Fluktuasi harga produk hortikultura, termasuk bawang merah dan cabai, penyebabnya sama. Jumlah barang yang  beredar di pasar konsumen, dapat berlebih atau kurang dibanding permintaannya.  Berlebih, berarti harganya anjlok. Jika kurang, harga akan naik.

Peneliti utama pada Balai Penelitian Tanaman Sayuran Balitbang Pertanian, Dr Rofik Sinung Basuki, menjelaskan harga komoditas yang fluktuatif belakangan ini kepada satuharapan.com.   

Pertama kali ia mengingatkan, bawang merah dan juga cabai, punya pola produksi musiman. Bawang merah, sebagian besar ditanam di lahan sawah. Pada musim hujan Januari  - April, umumnya sawah ditanami padi, hanya sedikit yang ditanami bawang merah. “Akibatnya pada musim hujan itu, Januari – April, tidak ada atau sedikit panen bawang merah. Barang di pasar konsumen sedikit, namun permintaan tetap atau naik, maka harga biasanya naik.

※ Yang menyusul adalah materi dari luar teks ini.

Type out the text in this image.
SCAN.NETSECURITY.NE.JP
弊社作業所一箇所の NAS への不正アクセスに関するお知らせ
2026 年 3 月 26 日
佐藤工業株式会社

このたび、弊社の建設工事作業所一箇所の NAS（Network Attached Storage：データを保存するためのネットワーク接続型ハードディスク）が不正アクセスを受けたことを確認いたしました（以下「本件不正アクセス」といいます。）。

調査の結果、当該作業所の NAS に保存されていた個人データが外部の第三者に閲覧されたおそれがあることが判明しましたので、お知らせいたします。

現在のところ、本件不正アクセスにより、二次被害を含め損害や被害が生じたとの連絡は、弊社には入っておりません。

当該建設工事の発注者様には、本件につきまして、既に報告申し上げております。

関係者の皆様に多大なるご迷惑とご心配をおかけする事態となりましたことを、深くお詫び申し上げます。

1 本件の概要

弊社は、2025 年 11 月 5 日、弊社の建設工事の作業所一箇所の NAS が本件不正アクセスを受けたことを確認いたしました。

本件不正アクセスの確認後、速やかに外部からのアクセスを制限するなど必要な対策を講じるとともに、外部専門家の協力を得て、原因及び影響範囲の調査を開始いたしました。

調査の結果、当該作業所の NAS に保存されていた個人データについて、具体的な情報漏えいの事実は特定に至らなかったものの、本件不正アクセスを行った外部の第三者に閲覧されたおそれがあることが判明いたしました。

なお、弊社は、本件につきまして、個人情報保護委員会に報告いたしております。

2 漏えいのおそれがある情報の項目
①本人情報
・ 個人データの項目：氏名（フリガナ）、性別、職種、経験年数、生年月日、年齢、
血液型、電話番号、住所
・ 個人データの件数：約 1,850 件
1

Ini pola umum,” kata peneliti utama pada Balai Penelitian Tanaman Sayuran, Badan Litbang Pertanian, yang menekuni agriculture system itu.

“Untuk cabai, contoh lain, petani biasanya hanya akan menanam sedikit di bulan kemarau Mei – Agustus, karena tidak ada air. Akibatnya, harga cabai biasanya naik pada bulan hujan  Oktober -  Maret, karena barang kosong di pasaran, tidak ada atau hanya ada sedikit hasil panen,” kata Dr Sinung, yang meraih gelar doktornya di University of Reading United of Kingdom (Inggris) pada 1994.

Petani di dataran medium hingga dataran tinggi, biasanya menanam cabai pada bulan Februari – Maret karena ada hujan, dan akan panen pada bulan Mei - Agustus. “Namun, karena yang panen banyak, maka pada bulan-bulan itu harga cabai terendah pun terjadi,” ia menjelaskan.

Fluktuasi Harga karena Kondisi Khusus 

Selain itu, Rofik Sinung Basuki juga mengingatkan ada kondisi khusus yang membuat harga berfluktuasi. Ia mencontohkan kerusakan bawang merah atau cabai karena hujan, yang tidak diprediksi, “Ini pun menyebabkan pasokan turun dan harga jadi naik. Juga jika terjadi ledakan hama penyakit atau kekeringan yang menurunkan produksi itu juga menyebabkan harga naik.”

Keadaan seperti itu, dikombinasi dengan kenyataan cabai, misalnya, yang tidak bisa disimpan. Cabai segar harus segera dijual habis pada hari yang sama, atau paling telat hari berikutnya. Kalau tidak laku, cabai mulai rusak. Makanya harga murah pun akan dilepas untuk mencegah kerusakan dan diganti stok baru.

Bawang merah setali tiga uang. Panen segar, disimpan tiga hari bisa susut 30 persen. Jika disimpan lebih dari tujuh hari, susut lebih dari 50 persen. Dengan demikian, petani diperhadapkan untuk segera menjual secepat mungkin. Di samping menghindari kerusakan, juga kebutuhan cash untuk membayar utang modal tanaman berikutnya.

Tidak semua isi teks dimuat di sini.